Simple Implementation of Python Chinese Error Correction
- 2021-11-14 06:13:21
- OfStack
Introduction
This article mainly uses Python to realize simple homophone error correction of Chinese word segmentation. In the current case, only one word is allowed to be wrong. If you are interested, you can continue to optimize it. The specific steps are as follows:
Prepare a file first, put a Chinese word segmentation in every 1 line inside, my file here is the/Users/wys/Desktop/token. txt in the following code, you can change it to yourself, and then run the code We will construct a prefix tree class to insert all standard word segmentation into the prefix tree and realize a search function to search word segmentation Find out 10 homophones for each word in the input wrong word segmentation, and replace each word with 10 homophones. As a result, you can get n*10 segmentation words at most, and n is the length of segmentation words, because some sounds may not have 10 homophones.

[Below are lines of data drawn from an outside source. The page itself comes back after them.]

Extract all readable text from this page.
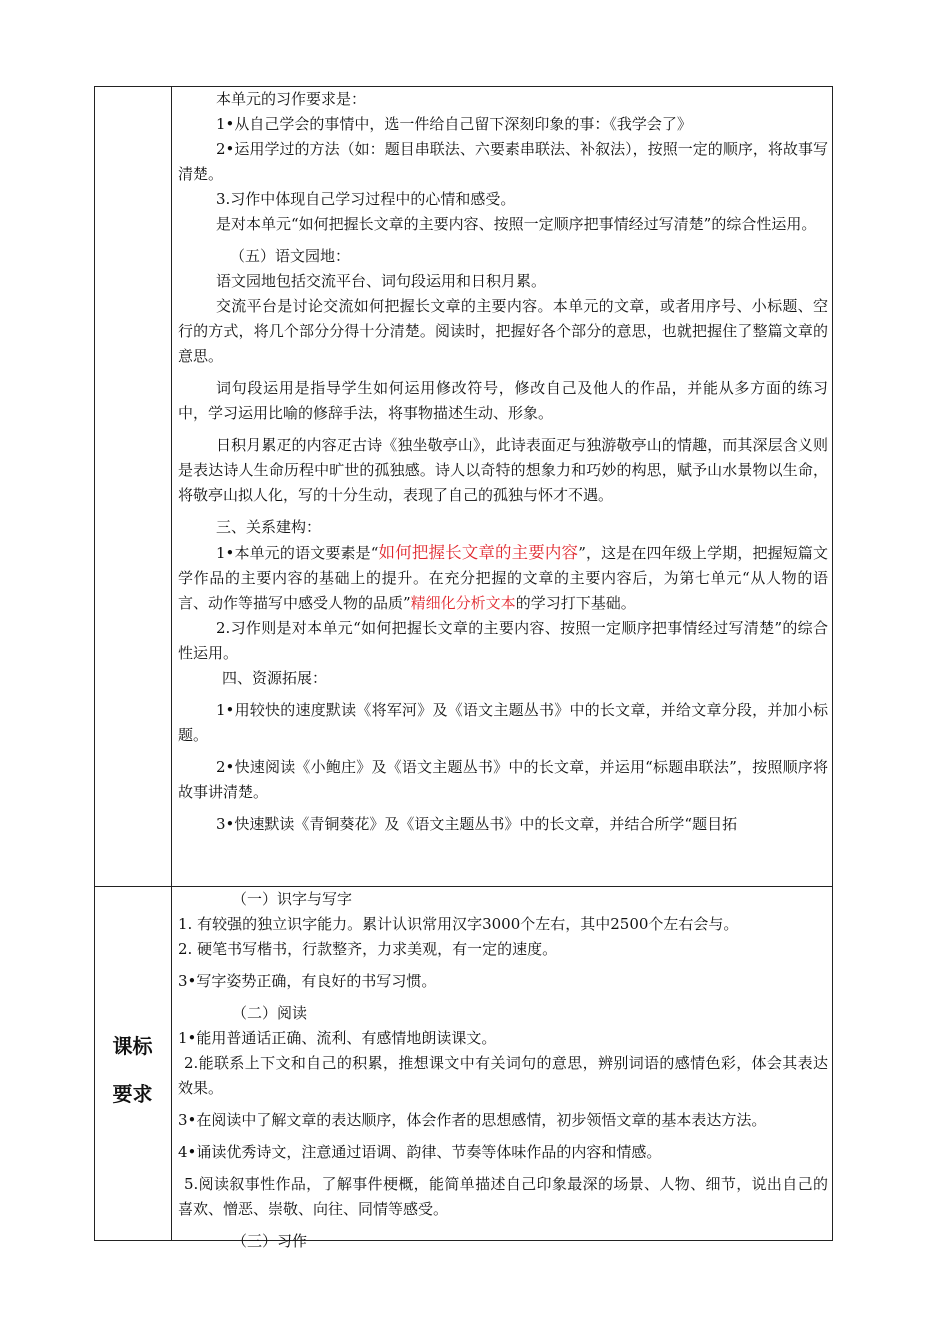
本单元的习作要求是：

1•从自己学会的事情中，选一件给自己留下深刻印象的事：《我学会了》

2•运用学过的方法（如：题目串联法、六要素串联法、补叙法），按照一定的顺序，将故事写清楚。

3.习作中体现自己学习过程中的心情和感受。

是对本单元“如何把握长文章的主要内容、按照一定顺序把事情经过写清楚”的综合性运用。

（五）语文园地：

语文园地包括交流平台、词句段运用和日积月累。

交流平台是讨论交流如何把握长文章的主要内容。本单元的文章，或者用序号、小标题、空行的方式，将几个部分分得十分清楚。阅读时，把握好各个部分的意思，也就把握住了整篇文章的意思。

词句段运用是指导学生如何运用修改符号，修改自己及他人的作品，并能从多方面的练习中，学习运用比喻的修辞手法，将事物描述生动、形象。

日积月累疋的内容疋古诗《独坐敬亭山》，此诗表面疋与独游敬亭山的情趣，而其深层含义则是表达诗人生命历程中旷世的孤独感。诗人以奇特的想象力和巧妙的构思，赋予山水景物以生命，将敬亭山拟人化，写的十分生动，表现了自己的孤独与怀才不遇。

三、关系建构：

1•本单元的语文要素是“如何把握长文章的主要内容”，这是在四年级上学期，把握短篇文学作品的主要内容的基础上的提升。在充分把握的文章的主要内容后，为第七单元“从人物的语言、动作等描写中感受人物的品质”精细化分析文本的学习打下基础。

2.习作则是对本单元“如何把握长文章的主要内容、按照一定顺序把事情经过写清楚”的综合性运用。

四、资源拓展：

1•用较快的速度默读《将军河》及《语文主题丛书》中的长文章，并给文章分段，并加小标题。

2•快速阅读《小鲍庄》及《语文主题丛书》中的长文章，并运用“标题串联法”，按照顺序将故事讲清楚。

3•快速默读《青铜葵花》及《语文主题丛书》中的长文章，并结合所学“题目拓

课标
要求

（一）识字与写字

1. 有较强的独立识字能力。累计认识常用汉字3000个左右，其中2500个左右会与。

2. 硬笔书写楷书，行款整齐，力求美观，有一定的速度。

3•写字姿势正确，有良好的书写习惯。

（二）阅读

1•能用普通话正确、流利、有感情地朗读课文。

2.能联系上下文和自己的积累，推想课文中有关词句的意思，辨别词语的感情色彩，体会其表达效果。

3•在阅读中了解文章的表达顺序，体会作者的思想感情，初步领悟文章的基本表达方法。

4•诵读优秀诗文，注意通过语调、韵律、节奏等体味作品的内容和情感。

5.阅读叙事性作品，了解事件梗概，能简单描述自己印象最深的场景、人物、细节，说出自己的喜欢、憎恶、崇敬、向往、同情等感受。

（三）习作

These segmented words are searched by prefix tree, and if they can be searched, they will be returned as correct corrections
Code
import re,pinyin
from Pinyin2Hanzi import DefaultDagParams
from Pinyin2Hanzi import dag
class corrector():
def __init__(self):
self.re_compile = re.compile(r'[\u4e00-\u9fff]')
self.DAG = DefaultDagParams()
# Read the words in the file
def getData(self):
words = []
with open("/Users/wys/Desktop/token.txt") as f:
for line in f.readlines():
word = line.split(" ")[0]
if word and len(word) > 2:
res = self.re_compile.findall(word)
if len(res) == len(word): ## Ensure that they are all participles composed of Chinese characters
words.append(word)
return words
# Convert each pinyin into homophones 10 Candidate Chinese characters,
def pinyin_2_hanzi(self, pinyinList):
result = []
words = dag(self.DAG, pinyinList, path_num=10)
for item in words:
res = item.path # Conversion result
result.append(res[0])
return result
# Obtain the candidate result of word transformation
def getCandidates(self, phrase):
chars = {}
for c in phrase:
chars[c] = self.pinyin_2_hanzi(pinyin.get(c, format='strip', delimiter=',').split(','))
replaces = []
for c in phrase:
for x in chars[c]:
replaces.append(phrase.replace(c, x))
return set(replaces)
# Get the correct result after error correction
def getCorrection(self, words):
result = []
for word in words:
for word in self.getCandidates(word):
if Tree.search(word):
result.append(word)
break
return result
class Node:
def __init__(self):
self.word = False
self.child = {}
class Trie(object):
def __init__(self):
self.root = Node()
def insert(self, words):
for word in words:
cur = self.root
for w in word:
if w not in cur.child:
cur.child[w] = Node()
cur = cur.child[w]
cur.word = True
def search(self, word):
cur = self.root
for w in word:
if w not in cur.child:
return False
cur = cur.child[w]
if cur.word == False:
return False
return True
if __name__ == '__main__':
# Initialize corrector
c = corrector()
# Acquisition of Words
words = c.getData()
# Initialize prefix tree
Tree = Trie()
# Insert all words into the prefix tree
Tree.insert(words)
# Test
print(c.getCorrection([' Zhuantang Street ',' Turn Tong Sister Road ',' Turn Tong Street to ']))
Results
The printed result is:
['Zhuantang Street', 'Zhuantang Street', 'Zhuantang Street']
It can be seen that all of them have been corrected successfully, with a certain effect, and then they will continue to be optimized.